La voie de contournement de Lac-Mégantic reste « la seule solution possible ». La communauté n’acceptera jamais le scénario améliorant la sûreté du chemin de fer qui passe au centre-ville en érigeant des murs de béton allant jusqu’à cinq mètres de hauteur, prévient le maire, Jean-Guy Cloutier.

« La voie actuelle qui passe au centre-ville, on n’en veut pas. Le scénario qui prévoit des modifications avec des murs de béton de 15 pieds de haut, on ne fera jamais ça, dit le maire de Lac-Mégantic au Devoir. La voie de contournement, c’est ce qu’on veut et c’est ce qu’on dit à nos citoyens. Quand on leur dit ça, ils ont le sourire », ajoute-t-il.

La firme AECOM a dévoilé mardi un rapport préliminaire sur la façon d’améliorer la sûreté du transport par train à Lac-Mégantic. Presque trois ans après la tragédie qui a fait 47 morts, la petite ville reste traumatisée par la catastrophe.

Plus de 65 % des adultes de Lac-Mégantic présentent des symptômes modérés ou sévères de stress post-traumatique, selon des chiffres de la Santé publique cités par AECOM. Plus du tiers (34 %) souffrent de détresse psychologique et 14 % ont des troubles anxieux — des proportions nettement plus élevées qu’ailleurs en Estrie.

Voie de contournement ou mur

Pour toutes ces raisons, les gens de Lac-Mégantic tiennent à tout prix à sortir les trains du centre-ville. La firme AECOM suggère trois voies de contournement possibles et un autre scénario, qui consiste à améliorer la sûreté de la voie existante, au centre-ville.
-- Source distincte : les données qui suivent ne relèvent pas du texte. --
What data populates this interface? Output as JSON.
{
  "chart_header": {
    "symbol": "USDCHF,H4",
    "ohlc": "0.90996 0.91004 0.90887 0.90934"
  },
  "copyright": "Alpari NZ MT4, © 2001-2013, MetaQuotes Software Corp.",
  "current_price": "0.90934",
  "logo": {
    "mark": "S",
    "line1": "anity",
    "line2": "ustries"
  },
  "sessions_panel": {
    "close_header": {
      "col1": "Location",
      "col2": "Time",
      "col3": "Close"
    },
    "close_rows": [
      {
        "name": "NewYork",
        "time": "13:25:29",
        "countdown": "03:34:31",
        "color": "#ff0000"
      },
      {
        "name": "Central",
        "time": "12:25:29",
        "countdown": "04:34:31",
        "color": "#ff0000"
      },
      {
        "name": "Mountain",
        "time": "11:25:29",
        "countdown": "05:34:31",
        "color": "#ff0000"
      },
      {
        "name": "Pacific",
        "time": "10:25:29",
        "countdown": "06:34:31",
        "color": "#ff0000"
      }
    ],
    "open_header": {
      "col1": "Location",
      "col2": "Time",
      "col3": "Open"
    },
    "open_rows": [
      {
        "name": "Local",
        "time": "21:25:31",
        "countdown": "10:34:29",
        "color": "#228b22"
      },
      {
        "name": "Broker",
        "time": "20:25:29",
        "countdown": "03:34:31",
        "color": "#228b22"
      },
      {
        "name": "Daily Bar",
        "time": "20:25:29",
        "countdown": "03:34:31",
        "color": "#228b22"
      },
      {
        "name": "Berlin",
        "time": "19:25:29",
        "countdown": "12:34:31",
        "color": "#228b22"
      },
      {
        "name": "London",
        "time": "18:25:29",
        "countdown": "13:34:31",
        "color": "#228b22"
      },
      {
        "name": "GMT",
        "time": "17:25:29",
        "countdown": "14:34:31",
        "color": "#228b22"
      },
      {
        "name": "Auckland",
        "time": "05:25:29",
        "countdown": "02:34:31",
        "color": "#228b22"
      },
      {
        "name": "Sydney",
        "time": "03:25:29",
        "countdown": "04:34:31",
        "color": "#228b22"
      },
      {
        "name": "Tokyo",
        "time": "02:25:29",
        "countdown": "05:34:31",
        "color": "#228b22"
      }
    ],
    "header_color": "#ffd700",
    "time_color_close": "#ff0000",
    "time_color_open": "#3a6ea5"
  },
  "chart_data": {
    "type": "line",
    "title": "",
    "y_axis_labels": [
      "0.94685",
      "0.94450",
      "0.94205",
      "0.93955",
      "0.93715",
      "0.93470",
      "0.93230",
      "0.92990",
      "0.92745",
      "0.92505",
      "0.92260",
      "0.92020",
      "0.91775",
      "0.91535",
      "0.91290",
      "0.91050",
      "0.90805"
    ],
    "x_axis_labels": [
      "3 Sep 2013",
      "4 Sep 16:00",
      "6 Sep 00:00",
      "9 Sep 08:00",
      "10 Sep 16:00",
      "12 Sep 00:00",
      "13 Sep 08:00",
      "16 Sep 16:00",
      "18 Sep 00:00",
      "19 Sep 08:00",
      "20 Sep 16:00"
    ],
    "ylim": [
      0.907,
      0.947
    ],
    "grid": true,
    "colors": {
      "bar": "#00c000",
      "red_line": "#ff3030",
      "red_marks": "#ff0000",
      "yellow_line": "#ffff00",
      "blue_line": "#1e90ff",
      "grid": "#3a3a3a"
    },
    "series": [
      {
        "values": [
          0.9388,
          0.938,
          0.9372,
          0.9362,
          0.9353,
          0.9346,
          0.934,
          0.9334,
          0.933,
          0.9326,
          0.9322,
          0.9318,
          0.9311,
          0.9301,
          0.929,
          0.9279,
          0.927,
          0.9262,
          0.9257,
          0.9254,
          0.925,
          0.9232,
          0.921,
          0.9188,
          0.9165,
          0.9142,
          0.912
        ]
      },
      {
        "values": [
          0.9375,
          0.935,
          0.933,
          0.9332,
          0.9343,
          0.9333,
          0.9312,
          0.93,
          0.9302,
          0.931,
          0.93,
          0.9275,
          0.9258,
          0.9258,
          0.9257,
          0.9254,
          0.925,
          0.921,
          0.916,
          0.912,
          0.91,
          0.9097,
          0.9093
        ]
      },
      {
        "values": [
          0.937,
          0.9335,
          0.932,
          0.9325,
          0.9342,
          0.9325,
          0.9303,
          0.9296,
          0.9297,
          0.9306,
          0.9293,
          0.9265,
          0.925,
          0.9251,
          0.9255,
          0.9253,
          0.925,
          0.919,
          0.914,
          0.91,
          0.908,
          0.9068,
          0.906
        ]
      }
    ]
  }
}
La voie de contournement optimale coûterait 115 millions de dollars à aménager sur une distance de 11,9 kilomètres, entre Nantes et Frontenac. Cette somme inclut le coût de construction de 112 millions, la démolition de la voie existante (1,4 million) et l’entretien sur 40 ans (1,2 million). Deux autres voies de contournement sont jugées trop chères et peu pratiques par la firme de génie-conseil.

L’entreprise AECOM, qui a eu le mandat d’envisager tous les scénarios possibles, évoque l’amélioration de la voie actuelle, qui passe au centre-ville de Lac-Mégantic. Cette solution coûterait entre 20 et 30 millions de dollars. Il faudrait enclaver la voie ferrée avec des murs de protection, des murs antibruit et d’autres mesures visant à protéger la population en cas de déraillement.

Même si cette solution est rejetée catégoriquement par la communauté, il faut l’évoquer pour bien défendre la nécessité d’aménager une voie de contournement, explique le maire Jean-Guy Cloutier. Une éventuelle étude du Bureau d’audiences publiques sur l’environnement (BAPE) sur la voie de contournement, entre autres, demanderait sans doute des explications sur tous les scénarios possibles.

Suivre les étapes

La Coalition des citoyens et organismes engagés pour la sécurité ferroviaire estime que le gouvernement Trudeau devrait s’engager dès maintenant à financer la voie de contournement. Si tout va comme prévu, la voie serait terminée en 2022 — neuf ans après la tragédie. C’est un délai ridiculement trop long, a fait valoir Robert Bellefleur, porte-parole de la coalition.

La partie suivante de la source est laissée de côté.